Karen King, pesquisadora que apresentou o fragmento, acredita que o papiro foi criado entre os séculos 2 e 4 - ainda não foi analisada quimicamente a data do objeto - e que pertença a um texto maior, escrito em grego e que seria um evangelho desconhecido.

Mudanças hoje
O historiador afirma que esse pequeno papiro milenar está diretamente ligado a uma discussão bem atual - a do papel da mulher na Igreja. "A igreja católica hoje (se fosse comprovado que Jesus não foi celibatário) continuaria achando legitimação e base para sustentar a tese de que seus sacerdotes e suas irmãs consagradas, as freiras, devem ser celibatários? E as teólogas feministas que reivindicam para si um espaço maior de atuação no campo das igrejas que elas atuam, podem ser consagradas como sacerdotisas e estarem no púlpito pregando? Esse é um ponto nevrálgico da questão. É isso que movimenta a discussão de um documento como esse que Karen King, uma pesquisadora seríssima, traz à tona."

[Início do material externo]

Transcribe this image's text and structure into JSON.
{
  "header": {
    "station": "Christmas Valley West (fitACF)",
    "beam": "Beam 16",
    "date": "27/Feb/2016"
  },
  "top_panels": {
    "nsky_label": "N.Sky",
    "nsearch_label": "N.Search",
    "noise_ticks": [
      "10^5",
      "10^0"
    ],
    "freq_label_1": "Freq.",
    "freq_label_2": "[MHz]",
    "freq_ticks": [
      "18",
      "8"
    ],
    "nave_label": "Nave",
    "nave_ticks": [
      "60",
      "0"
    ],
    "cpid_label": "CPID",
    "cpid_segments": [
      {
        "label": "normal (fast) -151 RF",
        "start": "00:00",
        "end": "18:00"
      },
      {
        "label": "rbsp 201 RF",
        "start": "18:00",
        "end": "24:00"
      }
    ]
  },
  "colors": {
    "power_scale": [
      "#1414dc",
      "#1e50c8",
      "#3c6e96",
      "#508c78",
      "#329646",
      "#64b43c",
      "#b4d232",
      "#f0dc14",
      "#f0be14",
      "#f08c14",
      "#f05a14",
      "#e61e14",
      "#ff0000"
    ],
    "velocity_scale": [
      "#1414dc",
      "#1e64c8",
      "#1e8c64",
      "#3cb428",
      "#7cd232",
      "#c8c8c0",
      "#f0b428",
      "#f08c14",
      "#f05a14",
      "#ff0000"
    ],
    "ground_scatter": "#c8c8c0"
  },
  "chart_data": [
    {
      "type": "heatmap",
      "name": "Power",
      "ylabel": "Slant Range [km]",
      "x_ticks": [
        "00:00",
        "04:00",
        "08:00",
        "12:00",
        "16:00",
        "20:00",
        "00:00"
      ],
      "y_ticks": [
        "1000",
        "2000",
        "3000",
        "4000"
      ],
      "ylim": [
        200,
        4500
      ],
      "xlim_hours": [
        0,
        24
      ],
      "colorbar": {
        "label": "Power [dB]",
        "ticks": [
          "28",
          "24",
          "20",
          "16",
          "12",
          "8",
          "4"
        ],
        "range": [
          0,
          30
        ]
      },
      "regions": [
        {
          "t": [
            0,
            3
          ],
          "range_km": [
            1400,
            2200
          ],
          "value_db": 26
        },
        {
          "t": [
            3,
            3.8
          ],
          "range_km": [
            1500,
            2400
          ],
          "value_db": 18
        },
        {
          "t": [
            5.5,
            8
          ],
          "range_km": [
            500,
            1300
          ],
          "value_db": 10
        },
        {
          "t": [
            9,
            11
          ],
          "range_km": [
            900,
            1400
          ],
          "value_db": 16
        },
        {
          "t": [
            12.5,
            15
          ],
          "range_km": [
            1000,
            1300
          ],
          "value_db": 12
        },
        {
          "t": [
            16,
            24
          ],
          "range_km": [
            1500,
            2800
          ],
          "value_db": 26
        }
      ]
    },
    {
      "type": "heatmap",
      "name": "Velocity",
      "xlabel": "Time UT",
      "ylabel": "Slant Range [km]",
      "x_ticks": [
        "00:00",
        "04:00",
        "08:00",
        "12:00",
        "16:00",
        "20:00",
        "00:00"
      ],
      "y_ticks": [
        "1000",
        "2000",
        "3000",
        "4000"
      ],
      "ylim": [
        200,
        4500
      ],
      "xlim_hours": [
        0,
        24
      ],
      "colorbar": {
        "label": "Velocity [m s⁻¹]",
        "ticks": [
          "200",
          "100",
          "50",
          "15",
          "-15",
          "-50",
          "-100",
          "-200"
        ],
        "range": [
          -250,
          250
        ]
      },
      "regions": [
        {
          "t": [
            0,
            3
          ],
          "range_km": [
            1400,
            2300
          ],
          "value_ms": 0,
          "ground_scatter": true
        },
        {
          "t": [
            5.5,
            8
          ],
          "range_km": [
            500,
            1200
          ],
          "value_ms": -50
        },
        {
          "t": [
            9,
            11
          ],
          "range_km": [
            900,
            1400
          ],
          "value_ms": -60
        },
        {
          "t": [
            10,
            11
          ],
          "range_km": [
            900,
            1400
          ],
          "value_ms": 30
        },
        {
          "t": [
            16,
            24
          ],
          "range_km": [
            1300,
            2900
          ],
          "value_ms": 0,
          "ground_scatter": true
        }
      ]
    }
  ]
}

"No fundo, essas discussões eu acho que pouco têm a ver com Jesus, mas Jesus é central porque ele fala a cerca de 3 bilhões de indivíduos hoje. Mas se Jesus era casado ou não, nada tem a ver com século 1, século 2 ou século 3, porque já passou, mas tem a ver com o século 21. Se Jesus era casado, eu tenho que repensar as estruturas que as igrejas católica, ortodoxa grega, as protestantes históricas me oferecem."

Maria Madalena
"Se nós tivéssemos que projetar uma suspeita sobre que Maria é essa, eu apostaria 100% das minhas fichas em Maria Madalena. Maria Madalena é uma pedra no sapato, é um incômodo para a ortodoxia. Por que é um incômodo para a ortodoxia? Por que ela seria a verdadeira mulher de Jesus? Não, porque Maria Madalena, no Evangelho de João (penúltimo capítulo), é a única testemunha ocular a informar que Jesus não está morto, está vivo, que seu corpo não foi roubado, mas que seu corpo foi ressuscitado e que, de fato, nele se cumpre todas as promessas que foram feitas pelos profetas, por Deus, etc. Então, ela, desde o início, goza de uma primazia que gera um incômodo no século 2, no século 3 no processo de negociação entre em uma ortodoxia e o Império Romano. E essa ortodoxia impondo uma leitura falocrática".

O pesquisador afirma que esse debate se encerra somente no século 6, quando é adotada a figura de Maria Madalena como uma prostituta arrependida. "Antes disso, ela tem esse espectro extremamente vasto, que vai desde uma apóstola, passando por mulher, até uma prostituta. Mas, é com o papa Gregório é que ela vai ganhar esse contorno dentro da ortodoxia de que ele é obrigado a reconhecer que ela tem uma proeminência, mas (afirma que) um dia foi prostituta. É uma leitura maldosa, que nada tem a ver com Maria Madalena", diz o historiador.

Conforme Chevitarese, a Igreja foi desfazer essa imagem apenas no século 19 (quando passou a ser considerada santa), mas a ideia já estava cristalizada. Até o cinema ajudou a difundir a visão de que Maria Madalena era prostituta - o professor cita o filme O Rei dos Reis, de 1927, de Cecil B. DeMille.